Any able-bodied resident of this town of 5,700 who doesn't have a gun to call his own today became a criminal in the eyes of the law.
The law is a three-paragraph city ordinance requiring a gun in every home, and ammunition in every gun. Violators face a $200 fine and up to 60 days in jail.
It went into effect today as men raced up and down Main Street in pickups shouting, "Where's yer gun?" at reporters.
Mayor Darvin Purdy, 38, a lawyer and National Rifle Association member who owns several guns of undisclosed caliber ("the caliber of my weapons is a personal matter") says the law is necessary to send criminals a message that they rape and pillage in Kennesaw at grave risk.
Not that there has been much rape or pillaging in this historic Civil War town, 24 miles north of Atlanta. Still, it has remained vigilant ever since Union commando James J. Andrews and his raiders stole a Confederate locomotive, the General, in 1862, while its conductor was eating breakfast, and set off to burn rebel bridges.
He was later caught and shot, after an 87-mile high-speed chase re-created in the movies, and any criminal who tries to pull off such a caper nowadays risks the same fate, some locals say.
Little old ladies pack the Kennesaw police pistol range alongside workmen from Lockheed to learn how to fire their first gun. They hound officers like Dwayne Wilson, an instructor, with the kind of questions lawyers hesitate to answer: just when can you shoot an assailant and go free?
"We tell 'em, 'If you're afraid he'll do you bodily harm, pull the trigger and take your chances with 12 ladies and gentlemen of the jury,' " Wilson said.
They take aim at the "X" plastered on life-size targets, and if they can hit the paper man from 21 to 45 feet, Wilson says he figures they can hit a burglar in a darkened bedroom.
Some have signed up for the 10 free guns the mayor has promised to give away, all gifts from out-of-town admirers who wanted to make sure Kennesaw had enough firepower to go around.
They needn't fret.
"This may be a town of only 5,000 people, but there must be at least 50,000 guns," said carpet salesman Jerry Lyn, 43, a former paratrooper in Vietnam who dropped into Lawson's Texaco to fill up, swap war stories and talk about his favorite guns.
"Everybody's for the gun ordinance except kooks," said Lee Lawson, 60, the gas station owner. "It's a good thing to let criminals know you're ready for 'em." He grinned and told about the night he chased a carload of drunks from his back yard with 15 quick shots from a .30-cal. carbine.

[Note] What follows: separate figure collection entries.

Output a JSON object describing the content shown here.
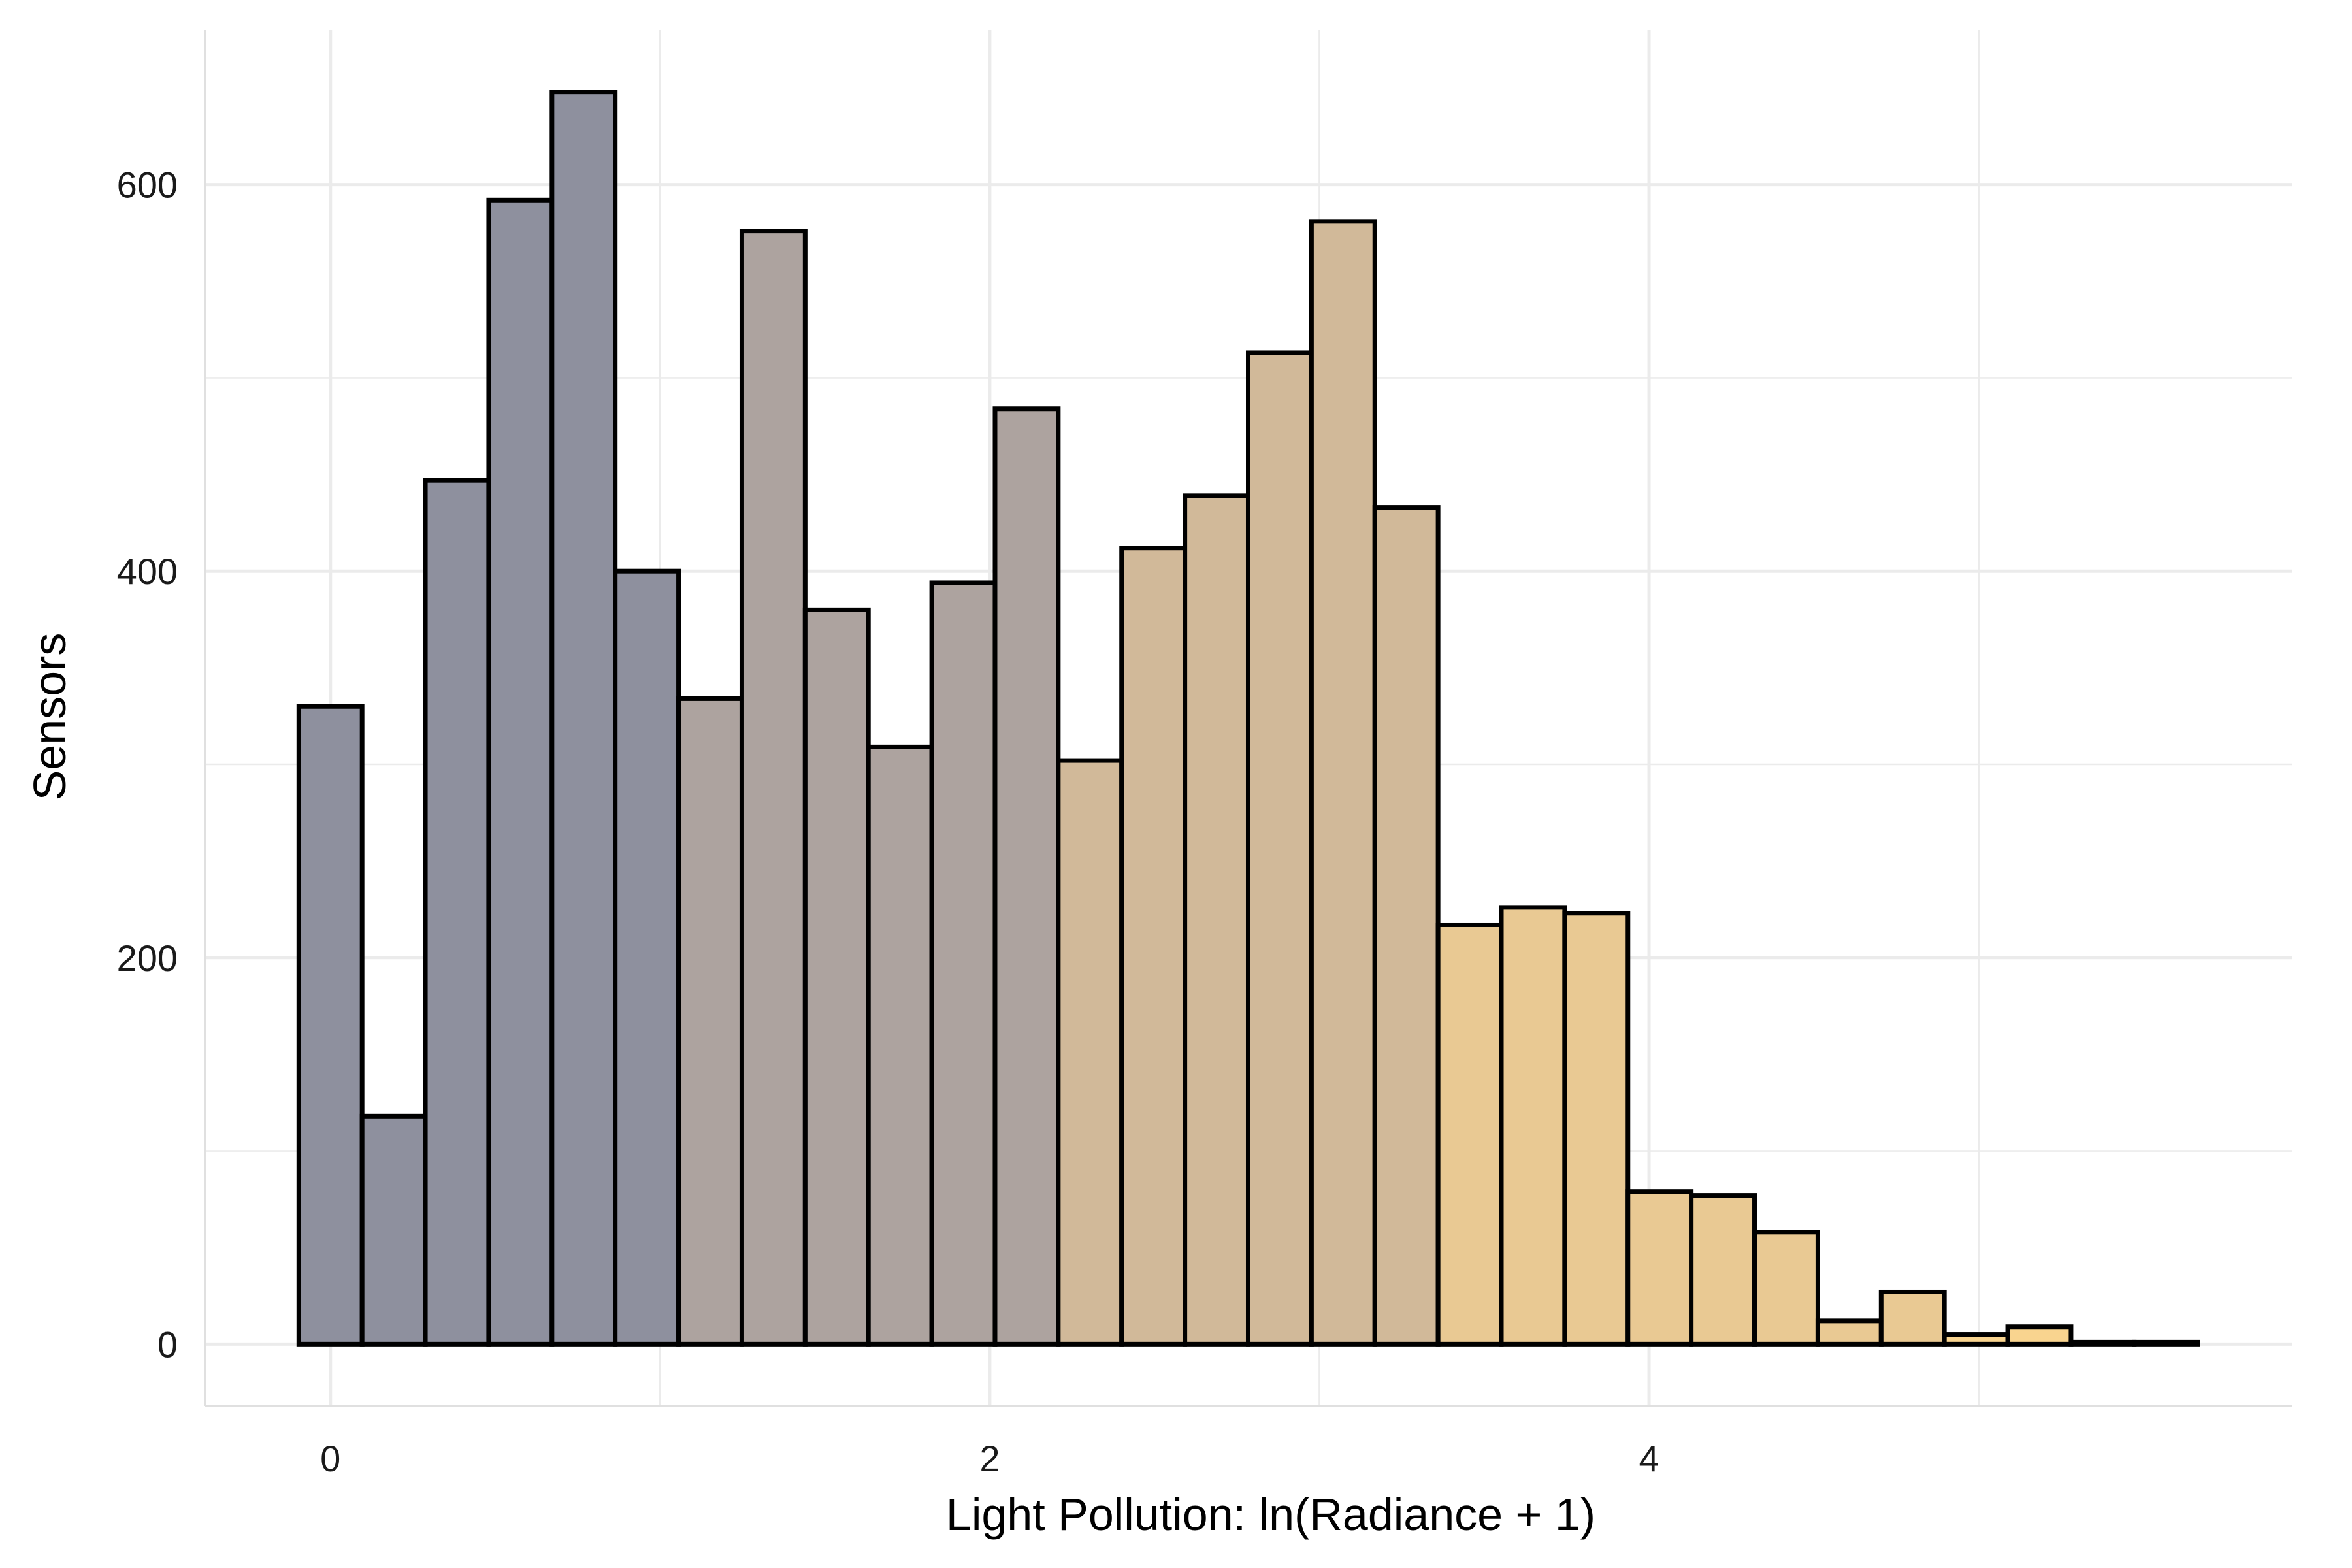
{
  "chart_data": {
    "type": "bar",
    "subtype": "histogram",
    "title": "",
    "xlabel": "Light Pollution: ln(Radiance + 1)",
    "ylabel": "Sensors",
    "xlim": [
      -0.38,
      5.95
    ],
    "ylim": [
      -32,
      680
    ],
    "x_ticks": [
      0,
      2,
      4
    ],
    "y_ticks": [
      0,
      200,
      400,
      600
    ],
    "grid": true,
    "legend": "none",
    "bin_width": 0.192,
    "bin_start": -0.096,
    "values": [
      330,
      118,
      447,
      592,
      648,
      400,
      334,
      576,
      380,
      309,
      394,
      484,
      302,
      412,
      439,
      513,
      581,
      433,
      217,
      226,
      223,
      79,
      77,
      58,
      12,
      27,
      5,
      9,
      1,
      1
    ],
    "colors": {
      "low": "#8e909e",
      "mid": "#ada39f",
      "high": "#d1b999",
      "top": "#e9c993",
      "max": "#f9d48f",
      "outline": "#000000"
    }
  }
}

"They drove into my yard whoopin' and hollerin', and I yelled, 'You're on private property.' They cussed me out and kept partying. So I bounced a few shots off the brick wall. They tore up their cars getting off my place."
He said he doesn't think he'd have the heart to kill anyone: he'd give a robber a fair chance to put up his hands.
But some say the forced arms buildup is dangerous. Retired police officer Bill Prince, 44, said he thinks that more guns in the home means more people will shoot each other.
"Someone gets mad, first thing he does is grab a gun. I've seen husbands and wives threaten each other, 'You were out with so and so, I'll blow your brains out.' Always talked 'em out of it, but there are plenty who pull the trigger," he said.
Even Robert Carrier, 21, a $5-an-hour county employe who plunked down $35 for a .38 special to comply with the law, calls it "ridiculous, just another stupid law. You got little kids in the house, you're just inviting trouble."
The American Civil Liberties Union sought an injunction today in federal court in Atlanta to halt the law. And up the road in Acworth, the City Council passed a parody ordinance requiring all households to own fishing poles.
Mayor Purdy says he doesn't think it's funny. Last year there were 55 burglaries. Since the ordinance was passed, almost three months ago, there have been three. And Purdy says police will not be above checking shotgun racks on routine house calls, to enforce compliance. Those who refuse to have a firearm could face arrest. Convicted felons, the disabled and conscientious objectors are excused.
Not that a law was needed. About 9 out of 10 households already owned guns before the City Council passed the controversial ordinance as a response to a Morton Grove, Ill., (nicknamed "Moron Grove" here) statute banning handguns.
A country tune, "Kennesaw Get Your Guns," is spinning on local stations. It is a song by Jimmy Moore, a plumber who says "Every issue ought to have a song you can dance to." And merchants like Dent Myers, 51, are prospering, selling souvenir Ku Klux Klan robes, Kennesaw T-shirts and $2 citizenship papers to tourists.
"This is just a nice, easygoing town with a silent majority and a pioneer spirit," he said.